You will also find it helpful to support your head with a good pillow when you sleep, and to have good posture (body shape) – walk with your back and neck straight and sit upright.

A complementary therapist such as an osteopath, chiropractor or physiotherapist may also be able to advise you on other treatments such as massage or ultrasound. Your GP can advise you if complementary therapy is available on the NHS in your area.

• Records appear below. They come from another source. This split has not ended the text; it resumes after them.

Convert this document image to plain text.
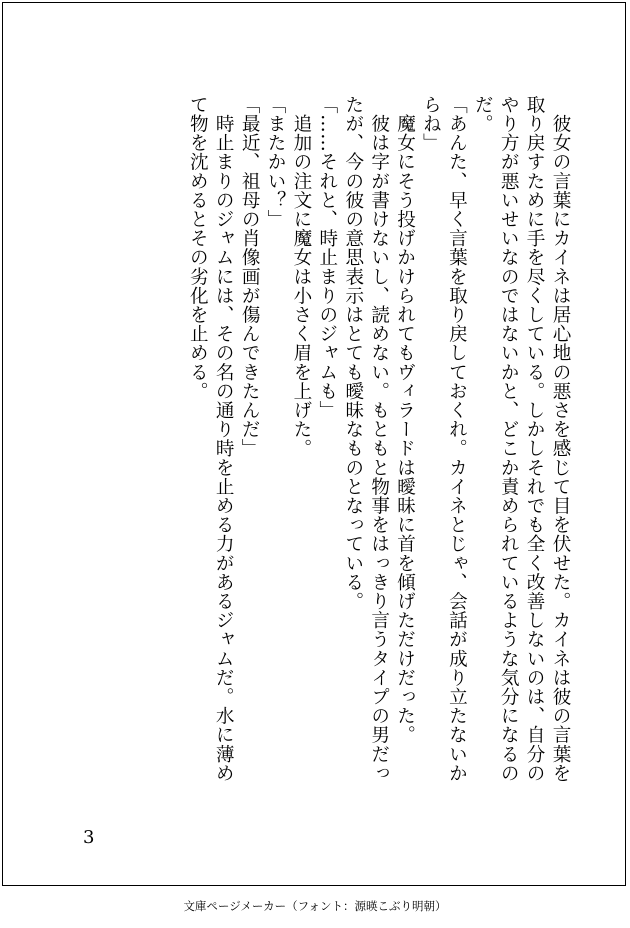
　彼女の言葉にカイネは居心地の悪さを感じて目を伏せた。カイネは彼の言葉を
取り戻すために手を尽くしている。しかしそれでも全く改善しないのは、自分の
やり方が悪いせいなのではないかと、どこか責められているような気分になるの
だ。
「あんた、早く言葉を取り戻しておくれ。カイネとじゃ、会話が成り立たないか
らね」
　魔女にそう投げかけられてもヴィラードは曖昧に首を傾げただけだった。
　彼は字が書けないし、読めない。もともと物事をはっきり言うタイプの男だっ
たが、今の彼の意思表示はとても曖昧なものとなっている。
「……それと、時止まりのジャムも」
　追加の注文に魔女は小さく眉を上げた。
「またかい？」
「最近、祖母の肖像画が傷んできたんだ」
　時止まりのジャムには、その名の通り時を止める力があるジャムだ。水に薄め
て物を沈めるとその劣化を止める。
3
文庫ページメーカー（フォント：源暎こぶり明朝）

You don’t need a GP referral to have complementary therapy. But, if you contact a clinic for private treatment, make sure they are fully qualified and an accredited member of the appropriate organisation. For example, The British Acupuncture Council or General Osteopathic Council. See web resources for a list of organisations that can provide more information, and details of registered therapists in your area.

Complications

In a very small number of cases, some symptoms can last for more than six months before they finally go. Sometimes, there may even be long-term neck discomfort, depending on how bad the injury is, and how effective treatment has been.

Prevention

Correctly adjusting the headrests in your vehicle can restrict some of the backwards movement of the head in a crash. It is difficult to prevent the head moving forwards or sideways.